Sebelumnya, Hayoung sempat menarik perhatian publik setelah mengungkapkan bahwa ia berasal dari keluarga dokter yang telah turun-temurun selama empat generasi. Hal ini diungkapkan Hayoung saat menjadi bintang tamu bersama Jung Hae-in dalam promosi drama “Love, This Damn Love” di kanal YouTube Netflix Korea.
Dalam kesempatan tersebut, Hayoung membenarkan ketika MC Yoo Byung-jae menanyakan soal latar belakang keluarganya yang berprofesi sebagai dokter. “Ayah, kakek, dan kakek buyut saya semuanya adalah dokter,” ungkap Hayoung. Ia menambahkan bahwa kakek buyutnya merupakan salah satu orang pertama yang membuka klinik pengobatan Barat di Hanyang pada masanya. Hayoung juga menyebutkan bahwa kakaknya adalah seorang dokter spesialis penyakit dalam.
Hayoung juga pernah berbagi cerita serupa dalam program “Problem Child in House” di KBS2. Ia menceritakan bahwa kakek buyutnya, setelah menempuh pendidikan kedokteran di Jepang, mendirikan salah satu klinik gaya Barat pertama di Hanyang. Disebutkan pula bahwa kakek buyutnya pernah merawat Kaisar Gojong.

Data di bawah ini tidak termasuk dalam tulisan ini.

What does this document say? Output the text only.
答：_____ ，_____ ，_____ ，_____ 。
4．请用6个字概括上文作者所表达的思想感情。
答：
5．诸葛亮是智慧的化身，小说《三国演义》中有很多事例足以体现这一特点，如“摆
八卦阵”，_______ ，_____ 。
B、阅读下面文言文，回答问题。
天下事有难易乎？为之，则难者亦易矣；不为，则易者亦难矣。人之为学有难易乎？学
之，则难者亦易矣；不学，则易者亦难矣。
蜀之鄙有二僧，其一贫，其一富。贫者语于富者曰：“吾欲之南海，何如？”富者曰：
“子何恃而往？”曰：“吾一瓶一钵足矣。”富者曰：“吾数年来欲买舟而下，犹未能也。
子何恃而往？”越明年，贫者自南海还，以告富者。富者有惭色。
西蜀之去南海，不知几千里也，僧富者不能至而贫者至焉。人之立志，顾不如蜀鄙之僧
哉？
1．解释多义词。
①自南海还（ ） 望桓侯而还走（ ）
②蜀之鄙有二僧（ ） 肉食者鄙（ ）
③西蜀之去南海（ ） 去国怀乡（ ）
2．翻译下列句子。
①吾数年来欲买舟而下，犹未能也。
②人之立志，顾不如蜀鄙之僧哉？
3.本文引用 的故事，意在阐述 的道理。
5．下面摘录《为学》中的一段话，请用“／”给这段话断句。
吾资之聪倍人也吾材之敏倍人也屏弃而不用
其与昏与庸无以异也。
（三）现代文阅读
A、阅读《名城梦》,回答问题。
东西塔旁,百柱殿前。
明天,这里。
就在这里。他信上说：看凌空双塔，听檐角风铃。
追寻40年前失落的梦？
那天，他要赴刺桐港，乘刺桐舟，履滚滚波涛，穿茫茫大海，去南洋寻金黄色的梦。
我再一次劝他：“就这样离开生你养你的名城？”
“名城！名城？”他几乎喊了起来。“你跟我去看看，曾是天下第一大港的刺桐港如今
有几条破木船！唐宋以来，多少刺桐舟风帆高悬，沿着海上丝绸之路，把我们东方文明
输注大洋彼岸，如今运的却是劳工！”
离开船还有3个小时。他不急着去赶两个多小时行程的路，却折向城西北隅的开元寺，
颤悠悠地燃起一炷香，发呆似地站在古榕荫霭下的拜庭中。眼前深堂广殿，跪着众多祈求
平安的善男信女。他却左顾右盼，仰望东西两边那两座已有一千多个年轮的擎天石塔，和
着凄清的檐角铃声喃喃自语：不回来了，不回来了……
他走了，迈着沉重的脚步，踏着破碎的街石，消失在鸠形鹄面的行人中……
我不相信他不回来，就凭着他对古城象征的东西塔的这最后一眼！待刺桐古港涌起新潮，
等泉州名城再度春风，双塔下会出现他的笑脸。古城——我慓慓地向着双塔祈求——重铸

Spekulasi mengenai keterkaitan kakek buyut Hayoung dengan aktivitas pro-Jepang muncul setelah seorang pengguna internet menghubungkannya dengan sosok Ahn Sang-ho. Ahn Sang-ho tercatat pernah menempuh pendidikan di Sekolah Kedokteran Universitas Jikei Tokyo pada tahun 1898 dan lulus ujian praktik kedokteran pada tahun 1902.
Ia kemudian kembali ke Korea dan melayani Yi Kang. Ahn Sang-ho dilaporkan pernah merawat Kaisar Gojong bersama dokter Jepang, Moriyasu Ranchiki, ketika Kaisar Gojong mengalami pendarahan otak pada tahun 1919.
Munculnya rumor tersebut diduga berasal dari sebuah artikel di surat kabar Taehan Maeil Sinbo pada tahun 1918. Artikel tersebut menyebutkan bahwa Ahn Sang-ho, yang menikahi wanita Jepang, menjalani gaya hidup ala Jepang. Pemberitaan ini merupakan bagian dari laporan resmi Pemerintah Jenderal Chōsen.